Gerrit Hoss ist fest im Norden verwurzelt – und gleichzeitig immer in Bewegung. Als Sänger und Gitarrist der Band Godewind sowie als Solokünstler steht er seit Jahren für norddeutsche Musik, die Tradition und Moderne mühelos verbindet. Mit seinem neuen Album „Mit der Flut“, das am 17. April 2026 erscheint, setzt er genau hier an und zeigt eindrucksvoll, wie zeitgemäß plattdeutsche und hochdeutsche Songs heute klingen können.
„Für mich ist das ganz normal, da ich doch jeden Tag beide Sprachen spreche“, sagt Gerrit Hoss selbst über den fließenden Wechsel zwischen Platt und Hochdeutsch, der das Album prägt. Herausgekommen ist ein abwechslungsreiches Werk, das stilistisch breit aufgestellt ist und dennoch eine klare Handschrift trägt.
Die erste Single „Wiet wech“ ist ein entspannter Reggae, der bereits im Radio läuft. Der Song erzählt von Unterschieden zwischen Menschen, die sich am Ende dennoch anziehen – ein musikalisches Plädoyer für Zusammenhalt und Vielfalt.

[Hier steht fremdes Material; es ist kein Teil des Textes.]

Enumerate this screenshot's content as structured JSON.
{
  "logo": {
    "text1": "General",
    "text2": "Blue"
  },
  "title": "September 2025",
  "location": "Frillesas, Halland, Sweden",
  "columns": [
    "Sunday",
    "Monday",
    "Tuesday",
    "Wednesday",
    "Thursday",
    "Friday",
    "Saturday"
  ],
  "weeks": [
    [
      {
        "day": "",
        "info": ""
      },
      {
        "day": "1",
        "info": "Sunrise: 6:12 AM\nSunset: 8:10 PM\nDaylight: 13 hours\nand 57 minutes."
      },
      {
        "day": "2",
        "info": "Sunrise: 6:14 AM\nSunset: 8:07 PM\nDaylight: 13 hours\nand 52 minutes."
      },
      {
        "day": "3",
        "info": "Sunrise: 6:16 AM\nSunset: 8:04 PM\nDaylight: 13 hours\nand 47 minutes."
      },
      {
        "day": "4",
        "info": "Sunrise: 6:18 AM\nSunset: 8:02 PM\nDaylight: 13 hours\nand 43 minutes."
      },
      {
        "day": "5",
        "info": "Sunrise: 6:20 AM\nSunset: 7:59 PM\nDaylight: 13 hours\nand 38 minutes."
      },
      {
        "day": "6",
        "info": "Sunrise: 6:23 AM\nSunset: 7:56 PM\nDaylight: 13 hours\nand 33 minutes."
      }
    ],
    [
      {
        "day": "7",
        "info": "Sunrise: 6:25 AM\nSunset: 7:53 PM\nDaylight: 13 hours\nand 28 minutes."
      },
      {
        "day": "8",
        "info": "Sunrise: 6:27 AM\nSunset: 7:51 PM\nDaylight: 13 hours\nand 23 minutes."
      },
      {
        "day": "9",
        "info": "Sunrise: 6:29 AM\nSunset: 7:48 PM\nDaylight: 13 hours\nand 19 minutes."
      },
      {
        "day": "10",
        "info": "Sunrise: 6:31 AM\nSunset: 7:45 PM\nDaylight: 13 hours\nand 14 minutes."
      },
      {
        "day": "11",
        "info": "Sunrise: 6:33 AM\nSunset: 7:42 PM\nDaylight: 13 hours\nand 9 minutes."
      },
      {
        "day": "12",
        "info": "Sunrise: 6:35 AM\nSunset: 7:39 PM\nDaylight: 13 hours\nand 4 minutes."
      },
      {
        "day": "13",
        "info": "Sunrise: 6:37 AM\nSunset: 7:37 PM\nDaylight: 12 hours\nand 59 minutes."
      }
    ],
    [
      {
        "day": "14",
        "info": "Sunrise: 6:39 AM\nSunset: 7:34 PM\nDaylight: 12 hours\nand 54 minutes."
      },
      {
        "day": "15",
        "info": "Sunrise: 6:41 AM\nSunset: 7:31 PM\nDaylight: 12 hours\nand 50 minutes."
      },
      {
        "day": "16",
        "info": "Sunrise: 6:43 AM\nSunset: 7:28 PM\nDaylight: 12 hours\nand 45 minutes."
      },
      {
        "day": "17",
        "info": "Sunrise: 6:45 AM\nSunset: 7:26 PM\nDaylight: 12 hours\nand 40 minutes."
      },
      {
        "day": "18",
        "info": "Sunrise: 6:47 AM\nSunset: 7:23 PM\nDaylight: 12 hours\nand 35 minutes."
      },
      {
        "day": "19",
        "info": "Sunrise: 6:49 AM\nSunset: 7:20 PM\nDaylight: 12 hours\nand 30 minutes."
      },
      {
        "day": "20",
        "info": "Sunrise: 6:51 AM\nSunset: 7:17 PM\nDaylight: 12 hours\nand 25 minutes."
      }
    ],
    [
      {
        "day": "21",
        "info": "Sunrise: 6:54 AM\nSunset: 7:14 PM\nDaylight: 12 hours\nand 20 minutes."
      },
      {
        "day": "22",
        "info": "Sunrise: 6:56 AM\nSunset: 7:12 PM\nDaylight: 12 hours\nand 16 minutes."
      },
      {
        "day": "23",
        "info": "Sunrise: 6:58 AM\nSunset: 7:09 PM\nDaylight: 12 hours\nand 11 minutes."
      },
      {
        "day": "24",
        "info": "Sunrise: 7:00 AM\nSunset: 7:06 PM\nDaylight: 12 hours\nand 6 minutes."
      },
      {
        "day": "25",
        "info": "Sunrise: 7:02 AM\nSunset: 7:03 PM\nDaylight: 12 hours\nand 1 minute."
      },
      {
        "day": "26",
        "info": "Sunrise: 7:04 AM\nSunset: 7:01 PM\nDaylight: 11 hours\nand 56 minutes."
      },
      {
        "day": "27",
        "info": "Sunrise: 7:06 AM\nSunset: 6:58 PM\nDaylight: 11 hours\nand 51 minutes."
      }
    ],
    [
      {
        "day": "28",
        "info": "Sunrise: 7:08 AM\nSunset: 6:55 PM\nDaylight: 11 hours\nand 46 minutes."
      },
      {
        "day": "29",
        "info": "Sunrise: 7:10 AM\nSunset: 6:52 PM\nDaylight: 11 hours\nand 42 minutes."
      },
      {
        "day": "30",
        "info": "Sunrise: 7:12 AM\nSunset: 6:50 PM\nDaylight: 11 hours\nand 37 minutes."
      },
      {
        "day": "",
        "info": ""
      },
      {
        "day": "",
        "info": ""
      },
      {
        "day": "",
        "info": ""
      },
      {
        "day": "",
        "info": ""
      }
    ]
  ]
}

Mit „Juli“ nimmt Gerrit Hoss seine Hörer mit auf einen Sommertrip entlang der Atlantikküste: Bulli, salzige Luft, felsige Ufer und ein Leuchtturm am Horizont – Bilder, die sofort im Kopf entstehen.
Ein besonderes Highlight ist die neu aufgenommene Version seines größten Erfolgs „In Hamburg verliebt“, der längst zur inoffiziellen Hymne der Hansestadt geworden ist und beim NDR bis heute regelmäßig gespielt wird.
Der plattdeutsche Titel „Mit de Floot mutt ik gahn“ bringt mit seinem 6/8-Takt und Instrumenten wie der Mandoline eine folkige, maritime Atmosphäre auf das Album.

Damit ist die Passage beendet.